ドル円為替が1ドル=144円をつけ、約四半世紀ぶりの円安水準ということで世間を騒がせています。今年春に130円台をつけた際は、円安がブランド古物相場にプラスに働いていないとお伝えしました。それから10円以上も円安に振れた今、ニュース等ではブランド買取相場が上がっている等と報じられていますが、実際はどうでしょうか。

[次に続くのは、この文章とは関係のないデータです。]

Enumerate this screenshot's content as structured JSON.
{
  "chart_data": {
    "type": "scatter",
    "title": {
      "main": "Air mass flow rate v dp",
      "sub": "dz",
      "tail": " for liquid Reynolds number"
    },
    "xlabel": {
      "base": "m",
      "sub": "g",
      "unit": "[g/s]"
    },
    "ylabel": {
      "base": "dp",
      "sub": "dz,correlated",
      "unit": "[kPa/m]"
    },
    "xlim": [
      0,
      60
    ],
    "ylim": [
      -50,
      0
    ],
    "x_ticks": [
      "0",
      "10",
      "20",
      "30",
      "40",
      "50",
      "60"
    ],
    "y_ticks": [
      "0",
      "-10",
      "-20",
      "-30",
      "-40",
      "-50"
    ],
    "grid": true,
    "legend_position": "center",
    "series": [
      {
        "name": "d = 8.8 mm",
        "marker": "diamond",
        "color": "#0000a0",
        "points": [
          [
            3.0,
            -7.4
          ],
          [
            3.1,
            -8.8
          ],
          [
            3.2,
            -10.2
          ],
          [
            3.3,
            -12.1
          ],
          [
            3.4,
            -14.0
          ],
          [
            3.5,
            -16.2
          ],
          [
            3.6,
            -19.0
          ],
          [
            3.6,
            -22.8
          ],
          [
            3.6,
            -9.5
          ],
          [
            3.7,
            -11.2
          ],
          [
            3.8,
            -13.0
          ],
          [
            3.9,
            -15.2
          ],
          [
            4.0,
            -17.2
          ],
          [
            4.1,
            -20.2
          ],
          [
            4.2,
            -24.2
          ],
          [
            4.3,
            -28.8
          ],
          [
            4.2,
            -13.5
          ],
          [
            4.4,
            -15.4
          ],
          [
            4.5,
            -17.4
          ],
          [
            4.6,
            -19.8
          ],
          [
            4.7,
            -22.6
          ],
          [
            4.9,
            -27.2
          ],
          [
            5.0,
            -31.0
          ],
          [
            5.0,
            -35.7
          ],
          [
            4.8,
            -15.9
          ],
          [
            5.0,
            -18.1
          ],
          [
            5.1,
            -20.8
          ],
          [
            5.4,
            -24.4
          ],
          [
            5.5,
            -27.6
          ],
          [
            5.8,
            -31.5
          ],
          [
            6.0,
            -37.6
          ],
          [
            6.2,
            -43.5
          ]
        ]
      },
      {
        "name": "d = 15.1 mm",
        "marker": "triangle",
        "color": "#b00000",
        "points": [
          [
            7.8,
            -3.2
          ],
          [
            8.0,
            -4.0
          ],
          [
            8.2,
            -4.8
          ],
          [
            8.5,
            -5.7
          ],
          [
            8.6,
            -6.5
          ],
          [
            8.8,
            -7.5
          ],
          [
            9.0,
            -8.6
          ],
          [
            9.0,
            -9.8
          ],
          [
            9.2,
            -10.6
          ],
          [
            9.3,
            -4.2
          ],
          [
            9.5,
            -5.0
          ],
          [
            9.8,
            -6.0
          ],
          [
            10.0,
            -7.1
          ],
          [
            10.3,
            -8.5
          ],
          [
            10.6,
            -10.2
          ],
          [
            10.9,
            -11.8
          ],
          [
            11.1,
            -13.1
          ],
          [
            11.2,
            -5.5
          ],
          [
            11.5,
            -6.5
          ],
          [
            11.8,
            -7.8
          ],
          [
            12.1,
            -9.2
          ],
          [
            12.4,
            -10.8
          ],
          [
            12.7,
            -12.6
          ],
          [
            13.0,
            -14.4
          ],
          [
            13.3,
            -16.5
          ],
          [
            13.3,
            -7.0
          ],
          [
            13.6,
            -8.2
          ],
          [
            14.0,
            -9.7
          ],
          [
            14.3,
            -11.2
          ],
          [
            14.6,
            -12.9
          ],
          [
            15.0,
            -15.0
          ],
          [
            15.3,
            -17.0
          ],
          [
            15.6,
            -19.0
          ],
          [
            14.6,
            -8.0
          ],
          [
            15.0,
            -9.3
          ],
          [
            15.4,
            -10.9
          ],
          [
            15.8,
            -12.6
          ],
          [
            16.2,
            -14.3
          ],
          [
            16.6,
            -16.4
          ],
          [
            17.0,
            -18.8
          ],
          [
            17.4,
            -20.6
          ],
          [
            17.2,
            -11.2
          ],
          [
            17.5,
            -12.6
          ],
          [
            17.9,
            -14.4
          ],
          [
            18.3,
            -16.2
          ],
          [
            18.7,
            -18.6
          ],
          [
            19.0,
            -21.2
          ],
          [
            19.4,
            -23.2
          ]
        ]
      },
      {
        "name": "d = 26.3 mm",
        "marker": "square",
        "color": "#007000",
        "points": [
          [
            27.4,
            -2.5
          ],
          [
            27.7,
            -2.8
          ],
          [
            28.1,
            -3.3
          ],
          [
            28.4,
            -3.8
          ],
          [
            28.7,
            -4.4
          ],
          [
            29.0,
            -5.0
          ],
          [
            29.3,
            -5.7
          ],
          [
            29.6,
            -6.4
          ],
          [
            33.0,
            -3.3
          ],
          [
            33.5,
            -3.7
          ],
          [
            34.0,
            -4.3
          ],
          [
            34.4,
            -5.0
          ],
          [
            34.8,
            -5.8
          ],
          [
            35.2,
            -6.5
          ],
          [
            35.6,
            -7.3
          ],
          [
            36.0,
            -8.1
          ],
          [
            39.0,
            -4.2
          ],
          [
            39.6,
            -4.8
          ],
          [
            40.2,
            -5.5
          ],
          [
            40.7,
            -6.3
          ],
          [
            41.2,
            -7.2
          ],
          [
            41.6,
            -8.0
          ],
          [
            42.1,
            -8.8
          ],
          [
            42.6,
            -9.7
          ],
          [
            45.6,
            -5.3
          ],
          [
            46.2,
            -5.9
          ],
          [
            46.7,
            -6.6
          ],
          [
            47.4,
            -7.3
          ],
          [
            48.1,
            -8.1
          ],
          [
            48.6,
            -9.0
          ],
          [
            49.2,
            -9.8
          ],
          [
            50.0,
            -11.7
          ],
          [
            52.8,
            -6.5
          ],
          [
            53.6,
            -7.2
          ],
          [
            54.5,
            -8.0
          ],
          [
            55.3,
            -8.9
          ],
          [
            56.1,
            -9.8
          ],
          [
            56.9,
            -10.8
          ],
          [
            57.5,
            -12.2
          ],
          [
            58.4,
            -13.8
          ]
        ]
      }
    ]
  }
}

結論からいうと、状況は春先とさほど変わらず、相場に大きな影響は出ていません。春先よりは反発していますが、小幅な回復です。これだけ円安になっても相場がさほど上がらないのはどういうことなのでしょうか。
消費低迷で上向かず、鍵はインバウンド
幾度か小欄でお伝えしましたが、年初までは国内のブランド古物、主に時計相場は過熱化の一途でした。背景には投機目的のお金が流れており、純粋な需要によるものだけではありませんでした。それがウクライナ侵攻を皮切りに情勢が一変、世界的な物価高となって相場が崩れ始めました。さらに、相場を下支えしていた中国・香港市場の鈍化も足かせに。また上海でのロックダウンでモノの流通が停滞したことも重なりました。年初まで続いていた過熱相場が崩れた大きな要因はこの2点です。